We filled our pots after testing the sprinkler heads. I planted flowers in one, cucumber seeds in another and lettuce seed in a third so I could test how well the sprinkler covered the diameter of the pot.
I was worried the sprinkler would not reach all my lettuce seed, which I sprinkled all around the top layer of soil. But this was one of the most even distributions of lettuce seedlings I’ve ever seen – they came up all around the pot and were fairly uniform in height.
We had a lot of drainage at the bottom, although we found no evidence of leaks. We added inexpensive flexible trays below our pots and the water still flowed fine all the way through the final pot.
Testing the Timer
Having a timer with your Daisy Rain Sprinkler Pots make this a great solution for watering when you’re away, as well as for saving water. The Agrifim timer is automatic, but also has manual and rain delay modes to stop the cycle when your pots are wet from rainfall. The timer connects to any standard faucet and you then connect your feeder hose to it.
You can set frequency of watering (as often as 1 hour through every 72 hours) and run time (anywhere from 3 to 120 minutes). One small annoyance is that you have to program the time at the actual time you want it to water the next day (or whatever schedule you set). Other than that, it is easy to use and worked reliably.
The design of the Daisy Rain Sprinkler Pots is brilliant. It is easy to set up and to run. I especially like the flexibility of the system – you can add to or tier the chain of pots, and can find connecting hoses on the company’s website. You also can set up your containers so the hose doesn’t show, such as running it below a sidewalk and in through the back of the container’s channel.
The system can work with a regular garden hose (17 mm) or a drip system. Furthermore, the sprinkler heads that come with the Daisy Rain Sprinkler Pots are adjustable, so even if you have to increase pressure to the feeder hose, you can lower the flow on plants in any of the pots in the chain.

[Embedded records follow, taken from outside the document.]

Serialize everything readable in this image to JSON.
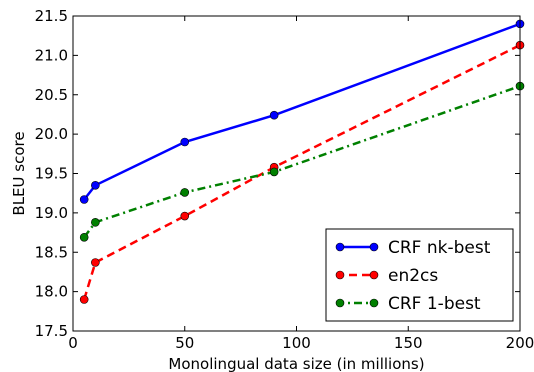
{
  "chart_data": {
    "type": "line",
    "title": "",
    "xlabel": "Monolingual data size (in millions)",
    "ylabel": "BLEU score",
    "xlim": [
      0,
      200
    ],
    "ylim": [
      17.5,
      21.5
    ],
    "xticks": [
      0,
      50,
      100,
      150,
      200
    ],
    "yticks": [
      17.5,
      18.0,
      18.5,
      19.0,
      19.5,
      20.0,
      20.5,
      21.0,
      21.5
    ],
    "xtick_labels": [
      "0",
      "50",
      "100",
      "150",
      "200"
    ],
    "ytick_labels": [
      "17.5",
      "18.0",
      "18.5",
      "19.0",
      "19.5",
      "20.0",
      "20.5",
      "21.0",
      "21.5"
    ],
    "grid": false,
    "legend_position": "lower-right",
    "series": [
      {
        "name": "CRF nk-best",
        "color": "#0000ff",
        "line_style": "solid",
        "marker": "circle",
        "x": [
          5,
          10,
          50,
          90,
          200
        ],
        "y": [
          19.17,
          19.35,
          19.9,
          20.24,
          21.4
        ]
      },
      {
        "name": "en2cs",
        "color": "#ff0000",
        "line_style": "dashed",
        "marker": "circle",
        "x": [
          5,
          10,
          50,
          90,
          200
        ],
        "y": [
          17.9,
          18.37,
          18.96,
          19.58,
          21.13
        ]
      },
      {
        "name": "CRF 1-best",
        "color": "#008000",
        "line_style": "dash-dot",
        "marker": "circle",
        "x": [
          5,
          10,
          50,
          90,
          200
        ],
        "y": [
          18.69,
          18.88,
          19.26,
          19.52,
          20.61
        ]
      }
    ]
  }
}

My other favorite feature is ease of use. I did most of the assembly alone, and the instructions were simple to follow.
Daisy Rain will replace any defective parts free of charge. Any damaged pots can be replaced for two years for only the cost of shipping.

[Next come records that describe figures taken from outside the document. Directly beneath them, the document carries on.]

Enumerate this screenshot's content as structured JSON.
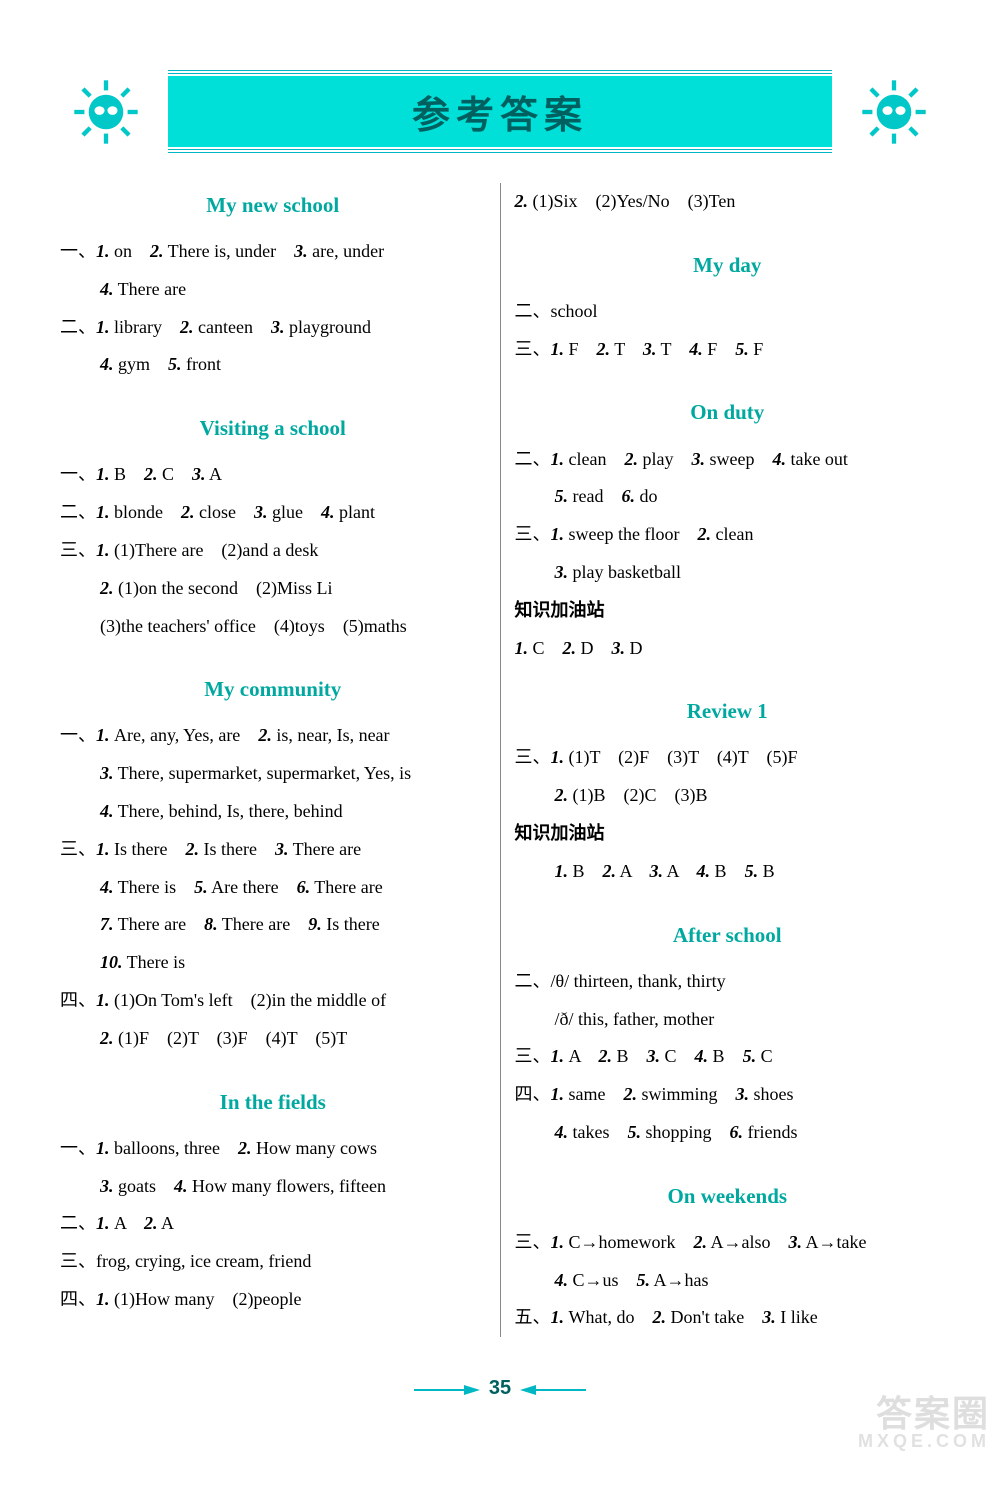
{
  "colors": {
    "accent": "#00b8c4",
    "banner_bg": "#00e0d8",
    "banner_text": "#006060",
    "section_title": "#00a8a0",
    "body_text": "#000000",
    "divider": "#888888",
    "background": "#ffffff"
  },
  "typography": {
    "body_fontsize_pt": 14,
    "section_title_fontsize_pt": 16,
    "banner_fontsize_pt": 28,
    "line_height": 2.1
  },
  "banner_title": "参考答案",
  "page_number": "35",
  "watermark": {
    "top": "答案圈",
    "bottom": "MXQE.COM"
  },
  "left": {
    "s1": {
      "title": "My new school",
      "l1": "一、1. on　2. There is, under　3. are, under",
      "l2": "4. There are",
      "l3": "二、1. library　2. canteen　3. playground",
      "l4": "4. gym　5. front"
    },
    "s2": {
      "title": "Visiting a school",
      "l1": "一、1. B　2. C　3. A",
      "l2": "二、1. blonde　2. close　3. glue　4. plant",
      "l3": "三、1. (1)There are　(2)and a desk",
      "l4": "2. (1)on the second　(2)Miss Li",
      "l5": "(3)the teachers' office　(4)toys　(5)maths"
    },
    "s3": {
      "title": "My community",
      "l1": "一、1. Are, any, Yes, are　2. is, near, Is, near",
      "l2": "3. There, supermarket, supermarket, Yes, is",
      "l3": "4. There, behind, Is, there, behind",
      "l4": "三、1. Is there　2. Is there　3. There are",
      "l5": "4. There is　5. Are there　6. There are",
      "l6": "7. There are　8. There are　9. Is there",
      "l7": "10. There is",
      "l8": "四、1. (1)On Tom's left　(2)in the middle of",
      "l9": "2. (1)F　(2)T　(3)F　(4)T　(5)T"
    },
    "s4": {
      "title": "In the fields",
      "l1": "一、1. balloons, three　2. How many cows",
      "l2": "3. goats　4. How many flowers, fifteen",
      "l3": "二、1. A　2. A",
      "l4": "三、frog, crying, ice cream, friend",
      "l5": "四、1. (1)How many　(2)people"
    }
  },
  "right": {
    "top_line": "2. (1)Six　(2)Yes/No　(3)Ten",
    "s1": {
      "title": "My day",
      "l1": "二、school",
      "l2": "三、1. F　2. T　3. T　4. F　5. F"
    },
    "s2": {
      "title": "On duty",
      "l1": "二、1. clean　2. play　3. sweep　4. take out",
      "l2": "5. read　6. do",
      "l3": "三、1. sweep the floor　2. clean",
      "l4": "3. play basketball",
      "l5": "知识加油站",
      "l6": "1. C　2. D　3. D"
    },
    "s3": {
      "title": "Review 1",
      "l1": "三、1. (1)T　(2)F　(3)T　(4)T　(5)F",
      "l2": "2. (1)B　(2)C　(3)B",
      "l3": "知识加油站",
      "l4": "1. B　2. A　3. A　4. B　5. B"
    },
    "s4": {
      "title": "After school",
      "l1": "二、/θ/ thirteen, thank, thirty",
      "l2": "/ð/ this, father, mother",
      "l3": "三、1. A　2. B　3. C　4. B　5. C",
      "l4": "四、1. same　2. swimming　3. shoes",
      "l5": "4. takes　5. shopping　6. friends"
    },
    "s5": {
      "title": "On weekends",
      "l1": "三、1. C→homework　2. A→also　3. A→take",
      "l2": "4. C→us　5. A→has",
      "l3": "五、1. What, do　2. Don't take　3. I like"
    }
  }
}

The Daisy Rain Sprinkler Pots work as advertised, and the idea behind them is more than clever.
I had some problems with water running out of the pots and onto my patio. I don’t believe it was from leaks, although we had a little bit of leakage around one connection between the adapter and riser. You can add a little Teflon™ tape around the threads to stop or slow that. A great solution is to water more frequently for less time, which is easy to do with the timer included in the kit. You also can adjust the flow on your sprinkler head once you see how well water wicks around the pot’s diameter.
I also recommend using good potting soil (made for containers), as I would for any container planting, and letting the soil settle in the pots for a day (and a light watering test) before planting and watering your seeds or plants.
Read more tips about self-watering containers in our tutorial >> All About Self-Watering Planters and Containers
The water pooling below pots is a non-issue if you plan to set the pots on gravel or soil instead of a patio or deck, or do not normally use drip trays under other containers. Of course, if the clever people at Daisy Rain Garden Systems can come up with a collection system, this product will be even more useful!
Where to Buy
The Daisy Rain Garden system is only available on their website at www.daisyraingarden.com.
A starter kit with three pots and all connectors sells for $105.00 (plus $40.00 shipping). The kit with the timer is $149.00 (free shipping).
The company also carries accessories such as extra pots or sprinklers and connecting hoses on its website.
It is not available on Amazon and the company has no plans to go that route. The company is developing a relationship with Ace Hardware and you will likely find the Sprinkler Pots there in the not-too-distant future.